I'm grateful that dreadful Dr. Belgon is dead (his large skull and spectacles remind me of the Professor from The Nightmare Before Christmas). He seems to represent the worst in a psychopathic genius. Self-Satisfied. Heartless. Calculating. And with a most chilling disregard for human life.


The Professor
The Nightmare Before Christmas

"As with the ant, every man has a purpose. He must serve that purpose no matter the cost." The most disturbing thing about this phrase is not what it says, rather the way Dr. Belgon has taken it upon himself to decide every man's "purpose" according to his own mad design.


Lucas' realization of the monster that lures its prey in with a lovely song, and then transforms into a hideous creature with mangled tentacles is akin to the deceptive Venus Flytrap.



The creature kind of reminds me of the massive spiders in Limbo, times ten, with even more tentacles and teeth.

Limbo


They grow in cacoons, and their transluscent stomachs glow red as they feed upon living creatures. In our case, on humans.



Anthony Lucas is very good at conjuring primal emotions within his audience. Even with seemingly "inanimate" objects and voided silhouettes, Lucas still manages to make us feel dread, loathing, fear, remorse, and hope for his characters.


The hope we feel for Jasper in the end is strong, even if it is tinged with revulsion and irony.


One of Lucas's earlier animations that best illustrates his ability to make us feel deeply for his characters is called, Slim Pickings (1999). The style is completely different from his silhouette style (claymation vs. cutout), but the raw emotion and potent story telling is still there.


Agh! My heart just breaks for the poor, selfless tomato plant! Why did the creature not look down before he committed the deadly act? Probably because Lucas likes to play with bitter irony. And now the creature must forever live with the guilt of having killed a generous friend who could have sustained him through the times of starvation. So tragic.

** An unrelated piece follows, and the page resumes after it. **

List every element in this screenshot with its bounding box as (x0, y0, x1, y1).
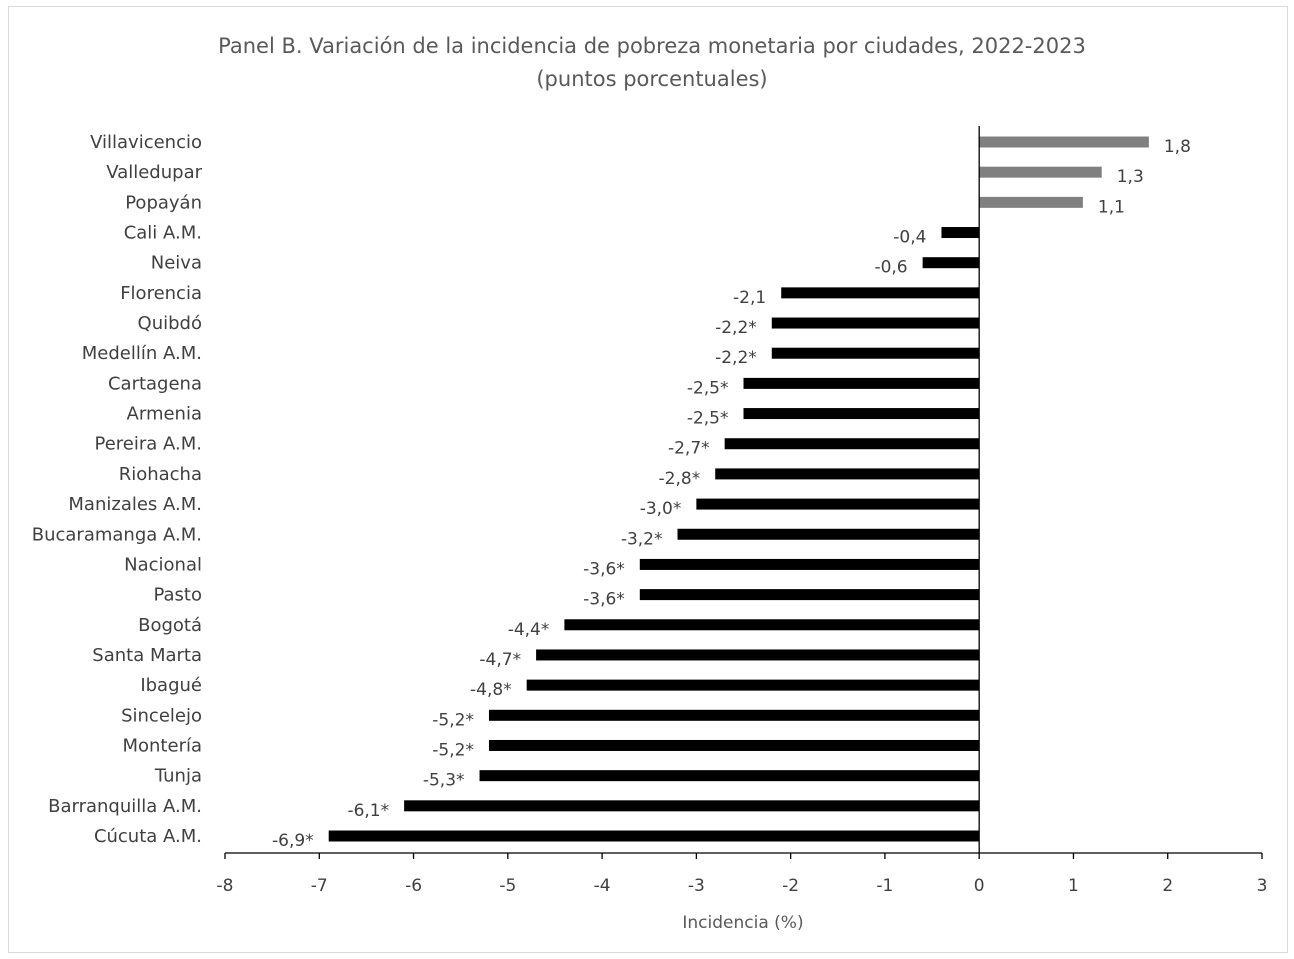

Here Lucas took a very different route, but from a rare 1988 version of his film Shadowland, we can see where the first inklings of Jasper Morello were emerging.


Interesting how he utilized organic materials such as leaves, twigs, and insects to achieve his visual effects. Very beautiful and unique.






In his 2002 animated short, Holding Your Breath, his style continued to develop.


Again, so beautiful and dreamlike...




It's hard to find any basic biographical information on Mr. Lucas, but he is from Australia, is a self-proclaimed sci-fi geek, is married to his producer, and has made an award winning animated short with his children about his son Henry's rabbit entitled, My Rabit Hoppy (2008).

Since winning the Grand Prix at the Annecy Int’l Animation Festival and getting his Oscar nomination, Lucas has been receiving a number of live-action scripts to consider directing. He also served as a third-unit director on the live-action adaptation of Where the Wild Things Are.


Right now, his passion is still finishing the story of Jasper Morello. Either way, I'm eager to see what talented project this filmmaker has planned for the future.